I thought the pricing model was meant to be a benefit of the cloud? All of a sudden, shock horror, paying by the minute turns out to be no cheaper and maybe even more expensive than just doing it yourself
That's fucking bonkers that nothing in the system could see this as unusual and worthy of throttling. The embarrassment of this -- that a company LITERALLY SELLING machine learning services and expertise -- cannot spot such a thing... This should have led them to deal with this internally and refund it. Just... Wow Google.
It's terrible that giant cloud providers such as Google or AWS doesn't allow for hard cap at project levels or prepaid. And that especially because alerts are delayed as author stated "We had a budget alert (€80) and a cost anomaly alert, both of which triggered with a delay of a few hours. By the time we reacted, costs were already around €28,000.".
I said this when this finding was originally posted and I'll say it again: This is by far the worst security incident Google has ever had, and that's why they aren't publicly or loudly responding to it. It's deeply embarrassing. They can't fix it without breaking customer workflows. They really, really want it to just go away and six months from now they'll complete their warning period to their enterprise contracts and then they can turn off this automated grant.
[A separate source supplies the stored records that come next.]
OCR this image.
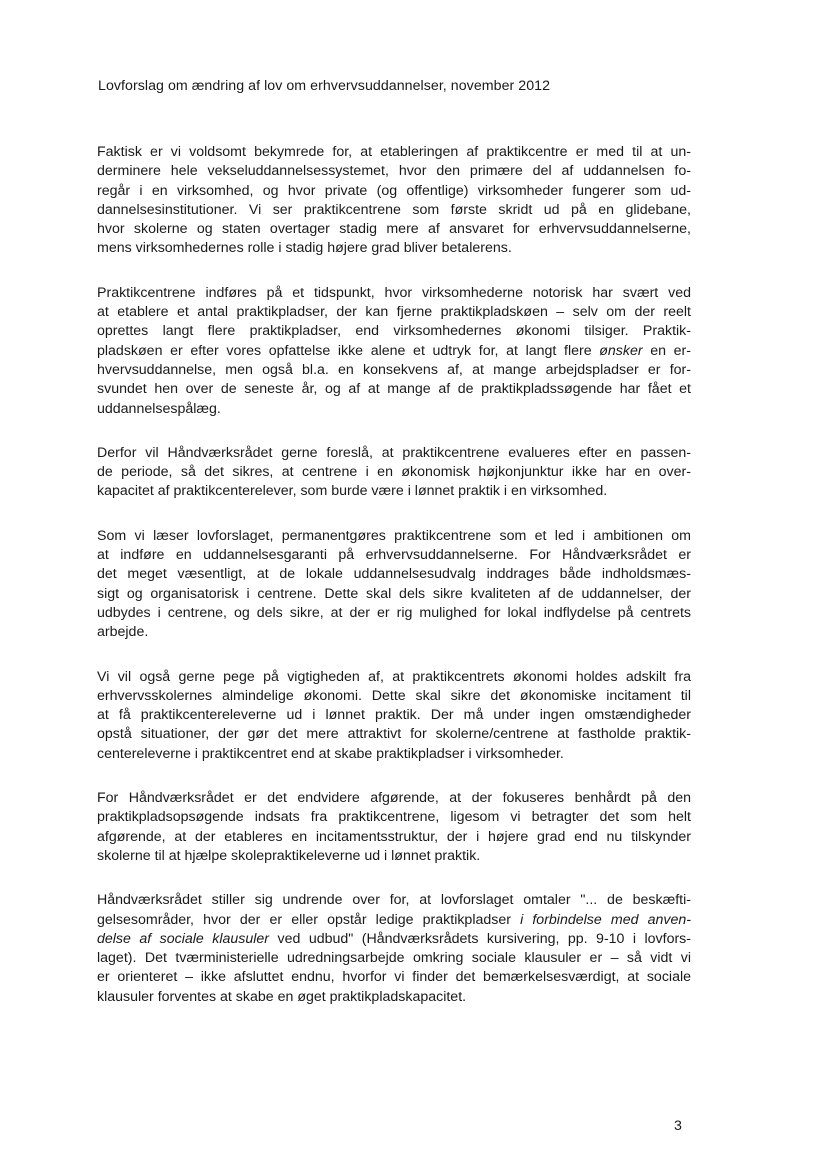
Lovforslag om ændring af lov om erhvervsuddannelser, november 2012
Faktisk er vi voldsomt bekymrede for, at etableringen af praktikcentre er med til at un-
derminere hele vekseluddannelsessystemet, hvor den primære del af uddannelsen fo-
regår i en virksomhed, og hvor private (og offentlige) virksomheder fungerer som ud-
dannelsesinstitutioner. Vi ser praktikcentrene som første skridt ud på en glidebane,
hvor skolerne og staten overtager stadig mere af ansvaret for erhvervsuddannelserne,
mens virksomhedernes rolle i stadig højere grad bliver betalerens.
Praktikcentrene indføres på et tidspunkt, hvor virksomhederne notorisk har svært ved
at etablere et antal praktikpladser, der kan fjerne praktikpladskøen – selv om der reelt
oprettes langt flere praktikpladser, end virksomhedernes økonomi tilsiger. Praktik-
pladskøen er efter vores opfattelse ikke alene et udtryk for, at langt flere ønsker en er-
hvervsuddannelse, men også bl.a. en konsekvens af, at mange arbejdspladser er for-
svundet hen over de seneste år, og af at mange af de praktikpladssøgende har fået et
uddannelsespålæg.
Derfor vil Håndværksrådet gerne foreslå, at praktikcentrene evalueres efter en passen-
de periode, så det sikres, at centrene i en økonomisk højkonjunktur ikke har en over-
kapacitet af praktikcenterelever, som burde være i lønnet praktik i en virksomhed.
Som vi læser lovforslaget, permanentgøres praktikcentrene som et led i ambitionen om
at indføre en uddannelsesgaranti på erhvervsuddannelserne. For Håndværksrådet er
det meget væsentligt, at de lokale uddannelsesudvalg inddrages både indholdsmæs-
sigt og organisatorisk i centrene. Dette skal dels sikre kvaliteten af de uddannelser, der
udbydes i centrene, og dels sikre, at der er rig mulighed for lokal indflydelse på centrets
arbejde.
Vi vil også gerne pege på vigtigheden af, at praktikcentrets økonomi holdes adskilt fra
erhvervsskolernes almindelige økonomi. Dette skal sikre det økonomiske incitament til
at få praktikcentereleverne ud i lønnet praktik. Der må under ingen omstændigheder
opstå situationer, der gør det mere attraktivt for skolerne/centrene at fastholde praktik-
centereleverne i praktikcentret end at skabe praktikpladser i virksomheder.
For Håndværksrådet er det endvidere afgørende, at der fokuseres benhårdt på den
praktikpladsopsøgende indsats fra praktikcentrene, ligesom vi betragter det som helt
afgørende, at der etableres en incitamentsstruktur, der i højere grad end nu tilskynder
skolerne til at hjælpe skolepraktikeleverne ud i lønnet praktik.
Håndværksrådet stiller sig undrende over for, at lovforslaget omtaler "... de beskæfti-
gelsesområder, hvor der er eller opstår ledige praktikpladser i forbindelse med anven-
delse af sociale klausuler ved udbud" (Håndværksrådets kursivering, pp. 9-10 i lovfors-
laget). Det tværministerielle udredningsarbejde omkring sociale klausuler er – så vidt vi
er orienteret – ikke afsluttet endnu, hvorfor vi finder det bemærkelsesværdigt, at sociale
klausuler forventes at skabe en øget praktikpladskapacitet.
3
Until then they want as few people to know about it as possible, and that means if you aren't on anyone's big & important customer list internally, and you missed the single 40px blurb they put on a buried developer documentation site, you're vulnerable and this will happen to you.
Disgusting behavior.
good
i have seen this so many times...
i'm thinking it's time we replaced api keys.
some type of real time crypto payment maybe?
With AI there is NO justification in NOT DOING IT BY YOURSELF. Why use firebase or <technology-x> if you can generate <the-thing> by yourself and deploy to hardware you own or rent.
> We had a budget alert (€80) and a cost anomaly alert, both of which triggered with a delay of a few hours
> By the time we reacted, costs were already around €28,000
> The final amount settled at €54,000+ due to delayed cost reporting
So much for the folks defending these three companies that refused to provide hard spending cap ("but you can set the budget", "you are doing it wrong if you worry about billing", "hard cap it's technically impossible" etc.)